A suspect has been charged with a hate crime in San Francisco after a bizarre incident in which police say he used his skateboard to attack a 30-year-old Jewish man.

Officials say the incident occurred on Haight Street shortly after midnight on Dec. 17. The suspect, Eduardo Navarro Perez, 31, allegedly asked the victim “if he was Jewish or Black,” according to the city district attorney’s office, then attacked him after he said he was Jewish while making “disparaging remarks towards Jewish people.”

Police arrested Perez that same day and have held him in custody since, deeming him a threat to public safety. He faces a charge of assault with a deadly weapon in addition to the hate crime.

Brooke Jenkins, the newly elected district attorney who replaced ousted Chesa Boudin, announced the charges in a press release accompanied by a tweet on Thursday. Jenkins’ administration, like her predecessor’s, has stressed the importance of prosecuting hate crimes, particularly amid a rise in visible assaults and other crimes targeting people of Asian descent.

The advocacy group StopAntisemitism tweeted about the attack.

The prosecution marks a rare instance in recent years of an arrest following an anti-Jewish hate crime in San Francisco.

According to figures provided by the San Francisco Police Department last year, from 2018 to 2021 there were 16 anti-Jewish bias crimes reported in the city, none resulting in an arrest. The figures were provided in September 2021; SFPD has not responded to a recent request for an update.
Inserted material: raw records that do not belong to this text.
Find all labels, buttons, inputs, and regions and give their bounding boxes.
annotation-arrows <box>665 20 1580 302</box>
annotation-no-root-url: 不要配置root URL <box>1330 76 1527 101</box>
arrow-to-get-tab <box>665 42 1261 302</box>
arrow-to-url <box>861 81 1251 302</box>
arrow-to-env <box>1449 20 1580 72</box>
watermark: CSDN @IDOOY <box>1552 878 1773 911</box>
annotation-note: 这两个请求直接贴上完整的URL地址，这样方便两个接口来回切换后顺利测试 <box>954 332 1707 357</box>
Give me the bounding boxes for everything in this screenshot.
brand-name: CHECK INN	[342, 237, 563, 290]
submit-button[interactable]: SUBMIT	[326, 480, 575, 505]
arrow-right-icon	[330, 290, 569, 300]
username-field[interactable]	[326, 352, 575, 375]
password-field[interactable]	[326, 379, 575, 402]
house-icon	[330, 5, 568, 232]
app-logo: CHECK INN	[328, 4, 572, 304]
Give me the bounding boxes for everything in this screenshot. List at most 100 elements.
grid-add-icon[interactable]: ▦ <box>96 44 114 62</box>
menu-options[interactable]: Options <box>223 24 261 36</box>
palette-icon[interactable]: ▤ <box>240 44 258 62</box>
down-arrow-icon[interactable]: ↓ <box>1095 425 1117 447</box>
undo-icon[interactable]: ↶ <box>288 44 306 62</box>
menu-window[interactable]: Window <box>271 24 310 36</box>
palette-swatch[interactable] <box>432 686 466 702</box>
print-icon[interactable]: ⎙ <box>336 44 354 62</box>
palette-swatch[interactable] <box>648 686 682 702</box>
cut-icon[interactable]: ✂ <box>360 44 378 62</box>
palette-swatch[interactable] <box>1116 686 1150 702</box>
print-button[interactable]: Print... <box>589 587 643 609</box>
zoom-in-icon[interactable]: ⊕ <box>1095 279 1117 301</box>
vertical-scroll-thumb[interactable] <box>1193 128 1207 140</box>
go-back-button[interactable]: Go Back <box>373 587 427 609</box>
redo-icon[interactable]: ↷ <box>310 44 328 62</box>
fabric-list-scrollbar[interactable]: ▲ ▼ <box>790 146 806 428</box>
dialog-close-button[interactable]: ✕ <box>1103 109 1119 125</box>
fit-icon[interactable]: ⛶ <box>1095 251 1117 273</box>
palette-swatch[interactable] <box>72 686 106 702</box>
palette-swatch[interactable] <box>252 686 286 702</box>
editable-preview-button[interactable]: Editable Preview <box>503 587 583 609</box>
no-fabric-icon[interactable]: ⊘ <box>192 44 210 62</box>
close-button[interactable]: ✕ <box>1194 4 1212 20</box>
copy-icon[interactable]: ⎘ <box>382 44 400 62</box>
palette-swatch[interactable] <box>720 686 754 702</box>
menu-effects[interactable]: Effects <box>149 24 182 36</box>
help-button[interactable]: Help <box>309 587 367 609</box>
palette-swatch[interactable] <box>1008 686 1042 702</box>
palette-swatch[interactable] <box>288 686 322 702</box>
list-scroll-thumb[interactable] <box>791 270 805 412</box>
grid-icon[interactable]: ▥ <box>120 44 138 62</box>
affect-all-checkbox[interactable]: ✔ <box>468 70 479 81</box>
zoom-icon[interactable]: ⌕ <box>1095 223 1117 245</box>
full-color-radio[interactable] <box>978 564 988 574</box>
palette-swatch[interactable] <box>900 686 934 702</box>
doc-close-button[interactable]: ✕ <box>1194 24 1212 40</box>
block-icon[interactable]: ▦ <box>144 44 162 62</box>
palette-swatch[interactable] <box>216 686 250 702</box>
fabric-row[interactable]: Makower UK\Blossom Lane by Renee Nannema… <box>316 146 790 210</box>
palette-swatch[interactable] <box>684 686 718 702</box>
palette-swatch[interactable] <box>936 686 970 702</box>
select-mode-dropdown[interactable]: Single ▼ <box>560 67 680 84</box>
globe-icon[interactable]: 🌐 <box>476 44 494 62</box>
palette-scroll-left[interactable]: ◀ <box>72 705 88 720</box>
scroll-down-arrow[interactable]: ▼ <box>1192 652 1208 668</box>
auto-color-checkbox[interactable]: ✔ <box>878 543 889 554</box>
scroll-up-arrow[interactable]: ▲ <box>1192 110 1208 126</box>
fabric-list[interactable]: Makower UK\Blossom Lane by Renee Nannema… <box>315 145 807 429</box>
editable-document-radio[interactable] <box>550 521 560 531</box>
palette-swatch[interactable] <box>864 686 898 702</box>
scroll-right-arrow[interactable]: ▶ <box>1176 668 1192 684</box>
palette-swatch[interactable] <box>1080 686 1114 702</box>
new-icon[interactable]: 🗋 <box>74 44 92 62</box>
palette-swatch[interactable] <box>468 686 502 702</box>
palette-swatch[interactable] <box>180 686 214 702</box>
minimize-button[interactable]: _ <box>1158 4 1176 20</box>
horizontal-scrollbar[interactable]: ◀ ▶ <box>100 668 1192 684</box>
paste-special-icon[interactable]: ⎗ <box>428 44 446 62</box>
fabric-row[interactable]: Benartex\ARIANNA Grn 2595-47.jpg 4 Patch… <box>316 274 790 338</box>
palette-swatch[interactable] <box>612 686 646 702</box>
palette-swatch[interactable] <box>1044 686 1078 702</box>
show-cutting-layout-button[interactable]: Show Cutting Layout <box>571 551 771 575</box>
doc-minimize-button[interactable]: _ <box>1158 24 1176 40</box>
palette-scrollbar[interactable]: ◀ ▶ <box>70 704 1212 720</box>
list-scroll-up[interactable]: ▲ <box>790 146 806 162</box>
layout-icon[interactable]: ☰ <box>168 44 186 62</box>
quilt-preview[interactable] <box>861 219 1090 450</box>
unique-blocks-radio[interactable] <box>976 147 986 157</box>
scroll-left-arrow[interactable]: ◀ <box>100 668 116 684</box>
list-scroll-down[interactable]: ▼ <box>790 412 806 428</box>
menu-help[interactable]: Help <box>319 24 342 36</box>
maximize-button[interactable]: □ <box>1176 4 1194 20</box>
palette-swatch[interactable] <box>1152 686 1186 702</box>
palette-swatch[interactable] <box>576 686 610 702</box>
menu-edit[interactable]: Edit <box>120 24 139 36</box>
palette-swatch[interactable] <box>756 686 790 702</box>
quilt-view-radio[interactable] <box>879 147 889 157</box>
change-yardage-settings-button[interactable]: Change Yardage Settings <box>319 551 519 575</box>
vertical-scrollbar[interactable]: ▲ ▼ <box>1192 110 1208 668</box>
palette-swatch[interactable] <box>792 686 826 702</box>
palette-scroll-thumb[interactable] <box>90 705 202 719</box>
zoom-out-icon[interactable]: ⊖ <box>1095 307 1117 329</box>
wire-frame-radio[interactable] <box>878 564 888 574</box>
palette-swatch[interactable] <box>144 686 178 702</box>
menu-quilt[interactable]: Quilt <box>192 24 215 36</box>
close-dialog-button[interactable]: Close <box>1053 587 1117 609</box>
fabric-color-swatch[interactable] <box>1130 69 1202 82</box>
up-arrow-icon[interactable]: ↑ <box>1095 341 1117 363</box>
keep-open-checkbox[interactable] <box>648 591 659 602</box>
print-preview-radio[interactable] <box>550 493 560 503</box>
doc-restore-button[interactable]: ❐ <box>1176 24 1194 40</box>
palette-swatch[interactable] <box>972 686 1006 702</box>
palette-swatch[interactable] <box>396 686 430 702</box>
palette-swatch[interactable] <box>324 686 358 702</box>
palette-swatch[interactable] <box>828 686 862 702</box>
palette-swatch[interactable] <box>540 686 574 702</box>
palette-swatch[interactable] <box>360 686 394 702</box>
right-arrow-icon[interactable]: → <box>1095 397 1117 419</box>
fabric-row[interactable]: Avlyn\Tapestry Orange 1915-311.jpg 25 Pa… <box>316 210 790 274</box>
Among the hate crimes that worried the city’s Jewish community last year were two acts of vandalism that occurred during, or soon after, an escalation of violence in Israel and the Palestinian territory of Gaza. In May, a Chabad preschool was vandalized with the words “Death to Israil,” while in June a popular Jewish-owned café in the Mission, Manny’s, was defaced with graffiti reading “Racist pigz,” “Zionist pigz” and “Free Palestine.”

Perez faces up to seven years in state prison if found guilty, the DA’s office said. According to California law, a deadly weapon can be defined either as “any object, instrument, or weapon that is inherently deadly” or “one that is used in such a way that it is capable of causing and likely to cause death or great bodily injury,” per the Kann California Law Group, a criminal defense firm.